1990. The first viruses from Bulgarian virus writer "Dark Avenger" appear. Also in Bulgaria: the first electronic bulletin board for virus writers to swap code. Eastern Europe would soon become a hotbed of malicious coders.

Number of known viruses: less than 300

1991. Tequila, the first polymorphic virus to appear in the wild, is unwittingly distributed on shareware disks. Polymorphic viruses change their appearance to thwart antivirus software; by year's end, dozens of polymorphic viruses have appeared.

1992. Michelangelo becomes the first virus to gain widespread media attention. Written to strike on March 6 (the artist's birthday) and overwrite victims' hard drives, Michelangelo affected an estimated 5000 to 10,000 machines--far fewer than predicted.

1994. E-mails warning of the extremely virulent (but fictitious) Good Times virus begin circulating around the Net, the first of many such virus hoaxes to come.

1995-1997. The Concept virus attacks macros in Microsoft Word; it's the first virus that works equally well on both Windows and Macintosh operating systems.

Number of known viruses by 1997: 10,000+

1998. Hacker group Cult of the Dead Cow releases Back Orifice, a tool kit for building Trojan horse programs that let hackers infect unprotected PCs and control them remotely.

1999. Melissa appears. It is the first virus to use address books on a victim's computer to e-mail itself to other users. It spreads across the globe in a matter of hours.

2000. A massive distributed denial-of-service attack shuts down Amazon.com, CNN, Yahoo, and other major Web sites for several days.

The LoveLetter virus spreads to millions of machines overnight, stealing user names and passwords from its victims.

2001. The Anna Kournikova virus appears in the form of an e-mail attachment promised to be a photo of the tennis star. Experts believe it's the first successful virus created by "script kiddie" authors, novice programmers who write viruses using tools downloaded from the Net.

The Code Red and Nimda viruses hit thousands of machines, causing more than $2 billion in damage. They are some of the first examples of "blended threats," which combine elements of e-mail worms and traditional viruses.

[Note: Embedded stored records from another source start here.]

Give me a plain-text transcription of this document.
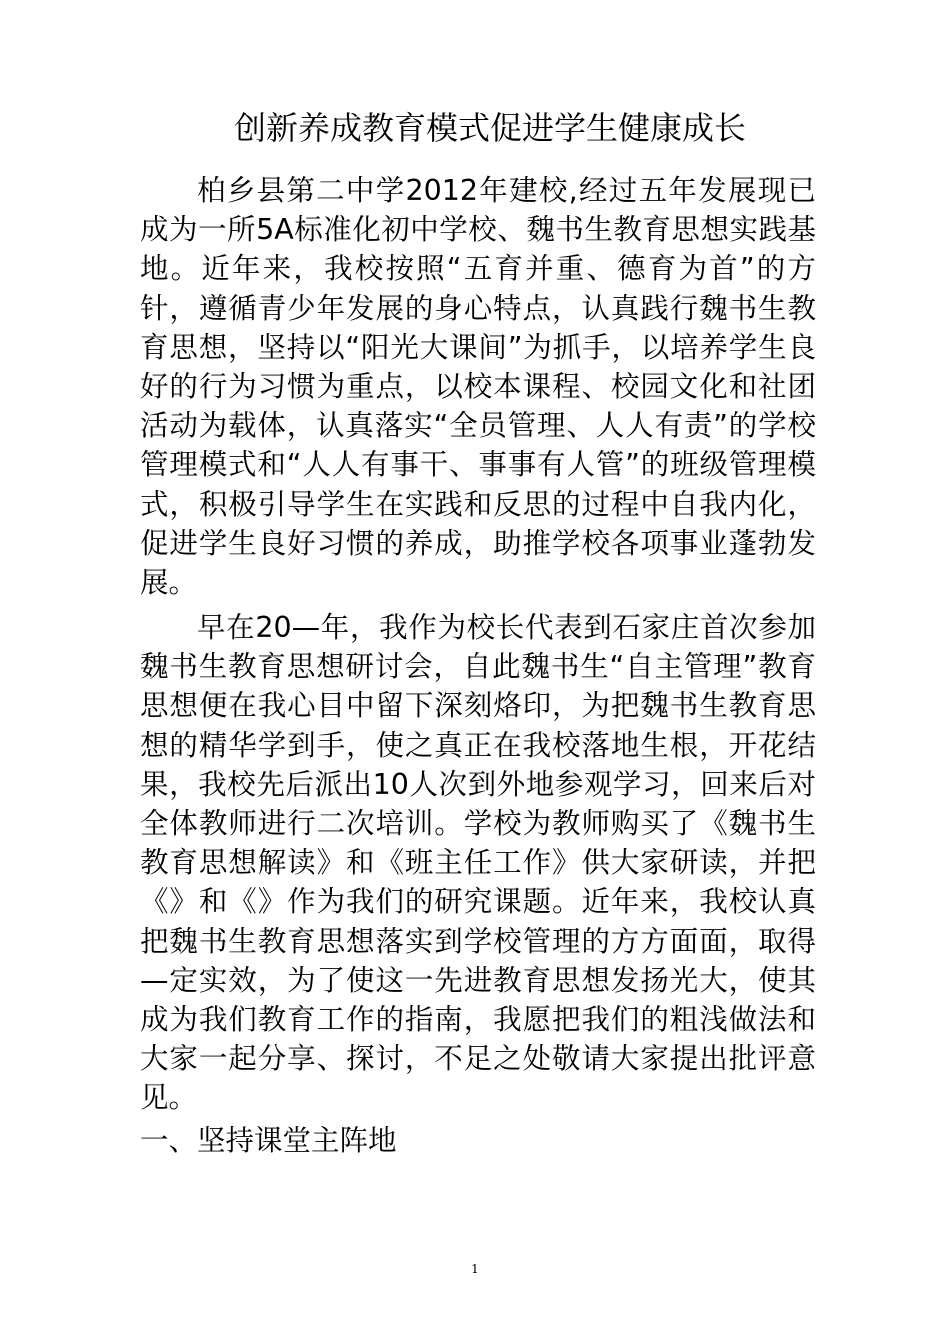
创新养成教育模式促进学生健康成长

柏乡县第二中学2012年建校,经过五年发展现已成为一所5A标准化初中学校、魏书生教育思想实践基地。近年来，我校按照“五育并重、德育为首”的方针，遵循青少年发展的身心特点，认真践行魏书生教育思想，坚持以“阳光大课间”为抓手，以培养学生良好的行为习惯为重点，以校本课程、校园文化和社团活动为载体，认真落实“全员管理、人人有责”的学校管理模式和“人人有事干、事事有人管”的班级管理模式，积极引导学生在实践和反思的过程中自我内化，促进学生良好习惯的养成，助推学校各项事业蓬勃发展。

早在20—年，我作为校长代表到石家庄首次参加魏书生教育思想研讨会，自此魏书生“自主管理”教育思想便在我心目中留下深刻烙印，为把魏书生教育思想的精华学到手，使之真正在我校落地生根，开花结果，我校先后派出10人次到外地参观学习，回来后对全体教师进行二次培训。学校为教师购买了《魏书生教育思想解读》和《班主任工作》供大家研读，并把《》和《》作为我们的研究课题。近年来，我校认真把魏书生教育思想落实到学校管理的方方面面，取得—定实效，为了使这一先进教育思想发扬光大，使其成为我们教育工作的指南，我愿把我们的粗浅做法和大家一起分享、探讨，不足之处敬请大家提出批评意见。

一、坚持课堂主阵地

1
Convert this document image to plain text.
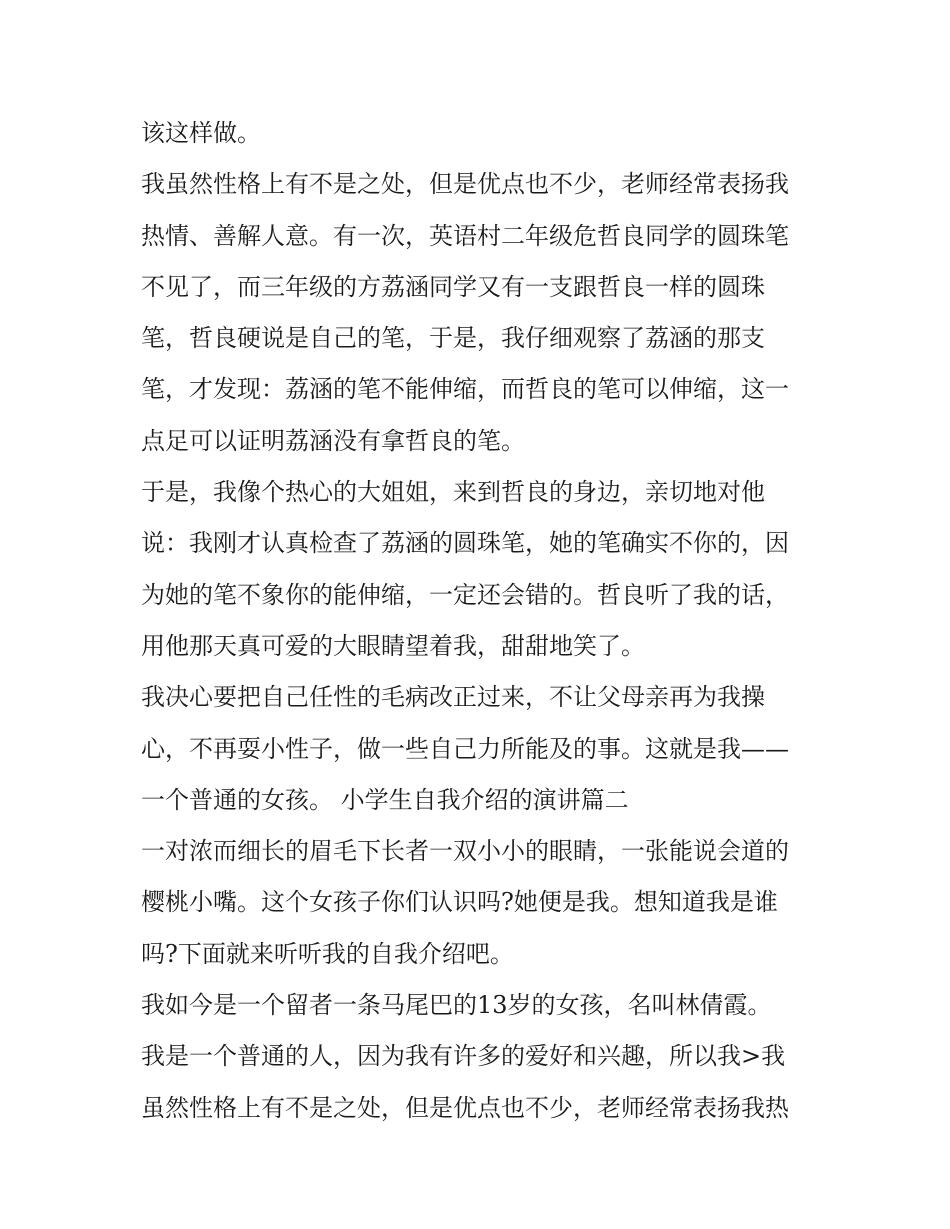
该这样做。
我虽然性格上有不是之处，但是优点也不少，老师经常表扬我
热情、善解人意。有一次，英语村二年级危哲良同学的圆珠笔
不见了，而三年级的方荔涵同学又有一支跟哲良一样的圆珠
笔，哲良硬说是自己的笔，于是，我仔细观察了荔涵的那支
笔，才发现：荔涵的笔不能伸缩，而哲良的笔可以伸缩，这一
点足可以证明荔涵没有拿哲良的笔。
于是，我像个热心的大姐姐，来到哲良的身边，亲切地对他
说：我刚才认真检查了荔涵的圆珠笔，她的笔确实不你的，因
为她的笔不象你的能伸缩，一定还会错的。哲良听了我的话，
用他那天真可爱的大眼睛望着我，甜甜地笑了。
我决心要把自己任性的毛病改正过来，不让父母亲再为我操
心，不再耍小性子，做一些自己力所能及的事。这就是我——
一个普通的女孩。 小学生自我介绍的演讲篇二
一对浓而细长的眉毛下长者一双小小的眼睛，一张能说会道的
樱桃小嘴。这个女孩子你们认识吗?她便是我。想知道我是谁
吗?下面就来听听我的自我介绍吧。
我如今是一个留者一条马尾巴的13岁的女孩，名叫林倩霞。
我是一个普通的人，因为我有许多的爱好和兴趣，所以我>我
虽然性格上有不是之处，但是优点也不少，老师经常表扬我热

2002. The Klez worm first appears, overwhelming e-mail servers and disabling antivirus programs.

A denial of service attack targets the Internet's 13 root servers, responsible for routing all traffic across the Net, though it causes no lasting damage.

2003. The year of the worm. Successive waves of attacks--Slammer, Blaster, and Sobig--pummel in-boxes around the world, clogging e-mail servers, and costing billions of dollars in lost productivity. And experts agree: We ain't seen nothing yet.